To find the product of the L.C.M (Least Common Multiple) and G.C.D (Greatest Common Divisor) of the numbers 16, 24, and 30, follow these steps:
1. Find the G.C.D of the three numbers:
- The G.C.D of two numbers is the largest number that divides both of them without leaving a remainder. For three numbers, it is the largest number that divides all three numbers without a remainder.
- First, find the G.C.D of any two numbers, say 16 and 24, which is 8.

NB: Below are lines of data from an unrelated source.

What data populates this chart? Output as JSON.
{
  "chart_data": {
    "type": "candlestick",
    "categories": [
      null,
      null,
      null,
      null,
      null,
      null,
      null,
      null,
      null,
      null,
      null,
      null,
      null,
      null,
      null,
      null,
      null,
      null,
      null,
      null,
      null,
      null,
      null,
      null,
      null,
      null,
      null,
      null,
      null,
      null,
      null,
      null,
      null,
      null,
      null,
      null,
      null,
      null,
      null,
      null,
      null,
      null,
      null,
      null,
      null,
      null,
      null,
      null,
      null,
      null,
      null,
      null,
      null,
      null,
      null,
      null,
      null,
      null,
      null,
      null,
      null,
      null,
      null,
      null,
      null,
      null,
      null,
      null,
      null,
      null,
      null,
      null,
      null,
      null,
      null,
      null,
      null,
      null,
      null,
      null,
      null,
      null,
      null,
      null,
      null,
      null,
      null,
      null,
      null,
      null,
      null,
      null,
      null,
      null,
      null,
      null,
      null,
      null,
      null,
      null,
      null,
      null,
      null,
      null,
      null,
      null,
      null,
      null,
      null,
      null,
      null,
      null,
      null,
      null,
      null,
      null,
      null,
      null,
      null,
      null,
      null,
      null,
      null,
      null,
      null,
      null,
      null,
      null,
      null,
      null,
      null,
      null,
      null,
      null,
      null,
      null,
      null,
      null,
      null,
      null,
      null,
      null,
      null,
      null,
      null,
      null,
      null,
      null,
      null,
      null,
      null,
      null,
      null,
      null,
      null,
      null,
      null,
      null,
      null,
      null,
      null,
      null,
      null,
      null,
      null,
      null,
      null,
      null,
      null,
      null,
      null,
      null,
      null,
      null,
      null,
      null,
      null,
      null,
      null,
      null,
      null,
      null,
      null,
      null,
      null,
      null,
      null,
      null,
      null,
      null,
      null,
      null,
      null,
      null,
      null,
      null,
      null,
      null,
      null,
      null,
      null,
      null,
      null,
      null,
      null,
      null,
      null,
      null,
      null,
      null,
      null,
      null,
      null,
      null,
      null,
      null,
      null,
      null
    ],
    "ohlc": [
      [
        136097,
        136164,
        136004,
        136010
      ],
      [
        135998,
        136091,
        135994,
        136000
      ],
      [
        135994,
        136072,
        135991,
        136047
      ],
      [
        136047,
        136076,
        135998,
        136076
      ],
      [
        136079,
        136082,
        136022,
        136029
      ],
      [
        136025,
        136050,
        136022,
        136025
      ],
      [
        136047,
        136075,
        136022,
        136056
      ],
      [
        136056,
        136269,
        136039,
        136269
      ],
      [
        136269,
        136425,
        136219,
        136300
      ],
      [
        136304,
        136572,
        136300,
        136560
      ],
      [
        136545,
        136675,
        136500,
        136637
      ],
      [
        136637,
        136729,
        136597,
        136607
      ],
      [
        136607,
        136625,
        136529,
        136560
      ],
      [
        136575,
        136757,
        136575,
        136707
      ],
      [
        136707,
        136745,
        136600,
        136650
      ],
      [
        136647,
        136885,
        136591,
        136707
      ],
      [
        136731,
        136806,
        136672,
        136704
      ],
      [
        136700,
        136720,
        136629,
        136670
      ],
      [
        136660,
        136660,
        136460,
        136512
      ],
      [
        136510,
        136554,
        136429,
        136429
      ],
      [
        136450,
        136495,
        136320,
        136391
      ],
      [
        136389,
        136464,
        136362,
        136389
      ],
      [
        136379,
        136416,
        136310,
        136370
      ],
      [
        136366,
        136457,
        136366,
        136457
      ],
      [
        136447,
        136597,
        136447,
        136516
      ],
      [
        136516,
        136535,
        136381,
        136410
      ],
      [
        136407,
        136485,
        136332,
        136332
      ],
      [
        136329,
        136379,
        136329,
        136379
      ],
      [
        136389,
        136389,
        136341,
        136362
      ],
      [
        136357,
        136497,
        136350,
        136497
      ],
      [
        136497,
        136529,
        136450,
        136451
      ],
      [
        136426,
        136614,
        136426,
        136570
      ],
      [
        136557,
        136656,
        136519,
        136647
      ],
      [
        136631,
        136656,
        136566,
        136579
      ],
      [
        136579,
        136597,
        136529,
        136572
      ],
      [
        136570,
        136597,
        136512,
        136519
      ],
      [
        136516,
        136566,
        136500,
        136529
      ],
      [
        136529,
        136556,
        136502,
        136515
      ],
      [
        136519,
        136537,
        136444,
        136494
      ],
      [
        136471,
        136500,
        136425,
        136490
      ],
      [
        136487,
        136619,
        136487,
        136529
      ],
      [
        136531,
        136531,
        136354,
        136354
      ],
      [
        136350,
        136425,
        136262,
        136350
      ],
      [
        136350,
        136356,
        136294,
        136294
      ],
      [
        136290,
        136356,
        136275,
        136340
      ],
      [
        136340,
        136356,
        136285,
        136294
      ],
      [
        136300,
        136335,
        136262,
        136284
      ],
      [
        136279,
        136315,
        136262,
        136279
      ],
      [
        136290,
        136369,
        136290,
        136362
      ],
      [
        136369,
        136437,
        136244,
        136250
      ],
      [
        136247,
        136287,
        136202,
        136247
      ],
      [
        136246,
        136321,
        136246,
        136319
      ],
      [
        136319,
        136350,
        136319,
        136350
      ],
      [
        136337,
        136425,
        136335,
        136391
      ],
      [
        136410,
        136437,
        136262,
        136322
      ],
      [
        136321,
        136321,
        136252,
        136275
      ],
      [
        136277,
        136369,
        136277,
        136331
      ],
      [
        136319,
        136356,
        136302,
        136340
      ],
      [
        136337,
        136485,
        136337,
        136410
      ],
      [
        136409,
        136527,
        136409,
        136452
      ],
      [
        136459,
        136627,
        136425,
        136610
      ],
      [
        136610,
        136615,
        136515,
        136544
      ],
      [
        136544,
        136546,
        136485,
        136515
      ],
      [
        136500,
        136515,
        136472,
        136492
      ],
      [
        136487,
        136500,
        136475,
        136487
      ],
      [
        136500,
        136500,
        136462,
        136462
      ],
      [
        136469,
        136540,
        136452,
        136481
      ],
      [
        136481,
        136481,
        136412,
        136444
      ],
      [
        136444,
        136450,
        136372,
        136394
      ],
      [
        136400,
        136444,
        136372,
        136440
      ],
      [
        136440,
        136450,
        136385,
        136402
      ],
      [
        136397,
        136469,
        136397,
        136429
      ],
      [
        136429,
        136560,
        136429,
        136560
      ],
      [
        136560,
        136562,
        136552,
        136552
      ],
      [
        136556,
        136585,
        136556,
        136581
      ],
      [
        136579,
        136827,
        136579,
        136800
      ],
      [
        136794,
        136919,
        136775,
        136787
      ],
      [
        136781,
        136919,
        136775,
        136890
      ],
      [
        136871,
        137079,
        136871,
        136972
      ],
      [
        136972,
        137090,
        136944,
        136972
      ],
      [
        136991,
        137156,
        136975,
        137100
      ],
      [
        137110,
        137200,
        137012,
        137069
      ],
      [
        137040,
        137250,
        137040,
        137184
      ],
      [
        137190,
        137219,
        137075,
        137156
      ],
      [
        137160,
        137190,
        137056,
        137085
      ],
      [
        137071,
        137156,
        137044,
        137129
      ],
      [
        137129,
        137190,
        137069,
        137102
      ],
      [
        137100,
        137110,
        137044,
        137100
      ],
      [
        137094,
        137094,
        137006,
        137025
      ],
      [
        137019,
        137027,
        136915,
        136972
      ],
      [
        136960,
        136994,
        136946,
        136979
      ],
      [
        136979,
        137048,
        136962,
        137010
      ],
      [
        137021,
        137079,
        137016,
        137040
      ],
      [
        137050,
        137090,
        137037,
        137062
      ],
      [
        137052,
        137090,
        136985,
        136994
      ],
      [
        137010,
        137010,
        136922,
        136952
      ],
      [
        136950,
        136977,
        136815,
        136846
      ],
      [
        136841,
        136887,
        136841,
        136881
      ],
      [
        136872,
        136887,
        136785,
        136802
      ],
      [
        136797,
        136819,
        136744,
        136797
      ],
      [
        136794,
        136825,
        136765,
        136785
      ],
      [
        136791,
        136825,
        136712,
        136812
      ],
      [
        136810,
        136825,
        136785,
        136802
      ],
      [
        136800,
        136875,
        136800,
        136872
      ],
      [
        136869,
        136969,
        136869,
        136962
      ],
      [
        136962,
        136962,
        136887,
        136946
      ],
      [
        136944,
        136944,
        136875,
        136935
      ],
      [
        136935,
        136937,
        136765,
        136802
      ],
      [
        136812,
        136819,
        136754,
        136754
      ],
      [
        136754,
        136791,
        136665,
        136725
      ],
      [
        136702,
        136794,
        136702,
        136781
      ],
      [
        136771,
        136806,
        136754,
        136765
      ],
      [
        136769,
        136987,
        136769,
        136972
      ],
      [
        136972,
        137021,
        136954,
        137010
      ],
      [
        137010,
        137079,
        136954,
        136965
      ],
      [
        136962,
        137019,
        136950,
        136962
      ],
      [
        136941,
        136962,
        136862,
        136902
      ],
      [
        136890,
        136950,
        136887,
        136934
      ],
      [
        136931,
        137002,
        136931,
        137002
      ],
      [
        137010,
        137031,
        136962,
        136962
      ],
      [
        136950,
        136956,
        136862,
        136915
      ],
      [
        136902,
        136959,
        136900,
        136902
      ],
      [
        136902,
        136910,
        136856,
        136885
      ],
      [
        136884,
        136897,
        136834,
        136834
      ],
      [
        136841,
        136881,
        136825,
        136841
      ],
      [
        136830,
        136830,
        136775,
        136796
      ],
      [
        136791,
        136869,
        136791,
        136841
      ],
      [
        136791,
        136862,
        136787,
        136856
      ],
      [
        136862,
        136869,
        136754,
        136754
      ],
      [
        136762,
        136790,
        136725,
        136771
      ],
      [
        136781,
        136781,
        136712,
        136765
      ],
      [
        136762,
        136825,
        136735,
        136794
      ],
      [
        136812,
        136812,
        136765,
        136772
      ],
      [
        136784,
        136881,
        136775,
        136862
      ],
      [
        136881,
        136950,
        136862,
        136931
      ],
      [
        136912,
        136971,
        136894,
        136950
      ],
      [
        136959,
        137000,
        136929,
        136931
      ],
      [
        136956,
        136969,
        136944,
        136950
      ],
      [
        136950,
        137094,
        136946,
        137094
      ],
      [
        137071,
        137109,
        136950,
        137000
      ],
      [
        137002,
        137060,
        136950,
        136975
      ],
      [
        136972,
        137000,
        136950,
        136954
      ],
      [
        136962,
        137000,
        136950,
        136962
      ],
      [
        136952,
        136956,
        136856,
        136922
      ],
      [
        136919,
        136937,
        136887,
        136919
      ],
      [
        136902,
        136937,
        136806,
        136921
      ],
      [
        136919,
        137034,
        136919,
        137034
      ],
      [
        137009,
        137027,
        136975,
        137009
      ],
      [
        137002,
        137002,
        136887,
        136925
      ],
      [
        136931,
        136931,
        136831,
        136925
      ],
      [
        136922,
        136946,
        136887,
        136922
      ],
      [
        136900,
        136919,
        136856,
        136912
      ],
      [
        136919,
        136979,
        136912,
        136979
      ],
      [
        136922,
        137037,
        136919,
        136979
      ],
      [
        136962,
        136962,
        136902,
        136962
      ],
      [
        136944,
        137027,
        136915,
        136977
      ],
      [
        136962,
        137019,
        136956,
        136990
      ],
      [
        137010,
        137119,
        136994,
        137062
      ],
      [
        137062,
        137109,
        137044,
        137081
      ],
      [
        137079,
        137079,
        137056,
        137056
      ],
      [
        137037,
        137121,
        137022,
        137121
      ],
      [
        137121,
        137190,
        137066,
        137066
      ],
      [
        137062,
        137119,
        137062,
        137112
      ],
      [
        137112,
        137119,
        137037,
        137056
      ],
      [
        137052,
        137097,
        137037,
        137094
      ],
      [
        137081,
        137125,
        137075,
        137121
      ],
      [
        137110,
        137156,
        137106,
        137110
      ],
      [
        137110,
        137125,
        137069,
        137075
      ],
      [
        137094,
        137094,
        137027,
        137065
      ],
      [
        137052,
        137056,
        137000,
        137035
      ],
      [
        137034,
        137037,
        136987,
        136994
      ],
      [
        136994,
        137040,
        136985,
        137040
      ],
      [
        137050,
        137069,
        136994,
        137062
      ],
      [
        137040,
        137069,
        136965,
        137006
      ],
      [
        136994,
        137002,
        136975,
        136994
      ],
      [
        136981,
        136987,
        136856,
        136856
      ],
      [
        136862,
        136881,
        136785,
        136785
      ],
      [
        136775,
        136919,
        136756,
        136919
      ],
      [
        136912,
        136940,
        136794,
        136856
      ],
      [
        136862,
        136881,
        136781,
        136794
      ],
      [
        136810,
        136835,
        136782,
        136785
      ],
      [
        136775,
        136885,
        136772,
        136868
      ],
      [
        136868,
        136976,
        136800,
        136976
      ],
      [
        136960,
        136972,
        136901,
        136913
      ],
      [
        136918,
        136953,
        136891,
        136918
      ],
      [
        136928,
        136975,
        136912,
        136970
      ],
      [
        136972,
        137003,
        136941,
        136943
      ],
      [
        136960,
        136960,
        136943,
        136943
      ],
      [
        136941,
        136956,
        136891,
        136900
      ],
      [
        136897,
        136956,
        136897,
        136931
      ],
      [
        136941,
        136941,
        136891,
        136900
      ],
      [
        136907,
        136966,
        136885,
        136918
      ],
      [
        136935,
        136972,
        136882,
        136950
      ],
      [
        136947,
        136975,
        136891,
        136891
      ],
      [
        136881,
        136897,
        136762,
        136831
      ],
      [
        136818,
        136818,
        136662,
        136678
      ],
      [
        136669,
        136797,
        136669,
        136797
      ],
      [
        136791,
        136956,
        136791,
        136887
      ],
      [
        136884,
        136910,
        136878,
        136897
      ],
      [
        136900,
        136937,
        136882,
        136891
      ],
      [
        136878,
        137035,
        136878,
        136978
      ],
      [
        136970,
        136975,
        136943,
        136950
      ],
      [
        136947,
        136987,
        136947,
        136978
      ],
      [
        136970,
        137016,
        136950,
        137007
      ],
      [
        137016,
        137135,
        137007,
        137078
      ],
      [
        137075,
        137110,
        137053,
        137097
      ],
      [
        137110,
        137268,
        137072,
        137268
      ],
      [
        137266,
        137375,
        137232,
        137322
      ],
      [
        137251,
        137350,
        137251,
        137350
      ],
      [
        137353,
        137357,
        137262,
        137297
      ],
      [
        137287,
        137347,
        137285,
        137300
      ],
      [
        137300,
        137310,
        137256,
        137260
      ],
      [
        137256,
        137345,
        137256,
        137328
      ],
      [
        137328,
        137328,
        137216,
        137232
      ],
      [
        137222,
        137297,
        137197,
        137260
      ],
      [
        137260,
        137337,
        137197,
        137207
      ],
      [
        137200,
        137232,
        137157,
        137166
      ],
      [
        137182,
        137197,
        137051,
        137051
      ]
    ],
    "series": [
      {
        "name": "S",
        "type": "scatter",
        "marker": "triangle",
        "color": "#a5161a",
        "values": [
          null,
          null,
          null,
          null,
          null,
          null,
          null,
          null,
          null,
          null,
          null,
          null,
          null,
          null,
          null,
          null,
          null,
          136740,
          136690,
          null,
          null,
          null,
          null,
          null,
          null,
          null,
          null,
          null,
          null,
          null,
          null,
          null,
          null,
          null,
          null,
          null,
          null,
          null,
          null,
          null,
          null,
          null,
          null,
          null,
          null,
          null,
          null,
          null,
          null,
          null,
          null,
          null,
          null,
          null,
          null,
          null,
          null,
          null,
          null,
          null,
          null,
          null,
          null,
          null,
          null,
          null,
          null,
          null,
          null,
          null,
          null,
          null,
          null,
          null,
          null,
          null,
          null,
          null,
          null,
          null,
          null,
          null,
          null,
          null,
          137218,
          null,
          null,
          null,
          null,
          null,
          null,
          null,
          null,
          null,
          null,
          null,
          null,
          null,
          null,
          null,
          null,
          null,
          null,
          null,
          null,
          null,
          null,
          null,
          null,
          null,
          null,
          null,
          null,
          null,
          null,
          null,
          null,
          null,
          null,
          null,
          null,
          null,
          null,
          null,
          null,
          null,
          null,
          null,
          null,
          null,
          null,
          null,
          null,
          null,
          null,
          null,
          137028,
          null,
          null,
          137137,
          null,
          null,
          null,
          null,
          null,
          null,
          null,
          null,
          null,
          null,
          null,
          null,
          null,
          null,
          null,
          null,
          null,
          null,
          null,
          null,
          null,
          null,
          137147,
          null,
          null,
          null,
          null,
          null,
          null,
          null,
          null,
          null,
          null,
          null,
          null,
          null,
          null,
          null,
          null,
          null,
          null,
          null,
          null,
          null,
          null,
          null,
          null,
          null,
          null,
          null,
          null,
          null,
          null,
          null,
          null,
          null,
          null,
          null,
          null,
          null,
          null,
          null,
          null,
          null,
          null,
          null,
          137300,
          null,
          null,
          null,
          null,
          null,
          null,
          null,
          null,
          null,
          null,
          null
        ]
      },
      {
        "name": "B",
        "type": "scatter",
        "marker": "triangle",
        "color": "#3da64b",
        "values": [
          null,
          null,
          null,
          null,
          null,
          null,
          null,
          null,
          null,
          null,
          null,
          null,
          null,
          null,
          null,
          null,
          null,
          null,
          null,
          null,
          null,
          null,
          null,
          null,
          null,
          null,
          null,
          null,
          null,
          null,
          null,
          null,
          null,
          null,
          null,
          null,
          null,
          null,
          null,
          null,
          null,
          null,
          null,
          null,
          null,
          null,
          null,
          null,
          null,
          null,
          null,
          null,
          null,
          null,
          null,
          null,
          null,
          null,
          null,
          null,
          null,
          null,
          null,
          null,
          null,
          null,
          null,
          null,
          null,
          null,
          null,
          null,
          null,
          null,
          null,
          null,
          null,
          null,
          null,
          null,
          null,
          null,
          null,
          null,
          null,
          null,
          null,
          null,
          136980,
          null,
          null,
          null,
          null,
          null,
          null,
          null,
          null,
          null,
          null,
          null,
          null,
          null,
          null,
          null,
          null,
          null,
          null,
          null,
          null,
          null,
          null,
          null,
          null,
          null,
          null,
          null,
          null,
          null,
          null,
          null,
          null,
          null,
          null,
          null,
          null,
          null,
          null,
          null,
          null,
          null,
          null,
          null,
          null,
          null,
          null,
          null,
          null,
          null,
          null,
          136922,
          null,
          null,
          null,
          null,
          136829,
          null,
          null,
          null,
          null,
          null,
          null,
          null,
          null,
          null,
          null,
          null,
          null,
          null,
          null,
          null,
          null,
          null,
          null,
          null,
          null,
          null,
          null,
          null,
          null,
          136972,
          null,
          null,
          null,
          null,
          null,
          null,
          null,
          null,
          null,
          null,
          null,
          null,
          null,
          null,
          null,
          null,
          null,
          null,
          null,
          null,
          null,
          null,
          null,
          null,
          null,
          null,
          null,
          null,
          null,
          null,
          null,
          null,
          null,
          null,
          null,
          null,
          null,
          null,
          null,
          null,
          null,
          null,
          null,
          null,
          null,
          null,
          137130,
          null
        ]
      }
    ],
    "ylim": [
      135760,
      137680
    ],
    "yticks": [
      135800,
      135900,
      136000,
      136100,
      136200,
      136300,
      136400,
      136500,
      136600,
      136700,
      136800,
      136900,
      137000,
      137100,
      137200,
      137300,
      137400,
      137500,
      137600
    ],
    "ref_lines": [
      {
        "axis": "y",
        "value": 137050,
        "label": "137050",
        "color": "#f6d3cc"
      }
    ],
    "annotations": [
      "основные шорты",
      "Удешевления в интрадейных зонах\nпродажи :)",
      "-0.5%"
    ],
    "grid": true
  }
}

- Then, find the G.C.D of this result with the third number, which is 30. The G.C.D of 8 and 30 is 2.
- Therefore, the G.C.D of 16, 24, and 30 is 2.
2. Find the L.C.M of the three numbers:
- The L.C.M of two numbers is the smallest number that is a multiple of both of them. For three numbers, it is the smallest number that is a multiple of all three numbers.
- To find the L.C.M, we generally use the formula:
[tex]\[
\text{LCM}(a, b, c) = \text{LCM}(\text{LCM}(a, b), c)
\][/tex]
- First, find the L.C.M of any two numbers, say 16 and 24. The L.C.M of 16 and 24 is 48.
- Then, find the L.C.M of this result with the third number, which is 30. The L.C.M of 48 and 30 is 240.
- Therefore, the L.C.M of 16, 24, and 30 is 240.
3. Calculate the product of the G.C.D and L.C.M:
- The product of G.C.D and L.C.M of the numbers 16, 24, and 30 can be calculated as:
[tex]\[
\text{Product} = \text{G.C.D} \times \text{L.C.M} = 2 \times 240 = 480
\][/tex]
Therefore, the product of the L.C.M and G.C.D of 16, 24, and 30 is 480.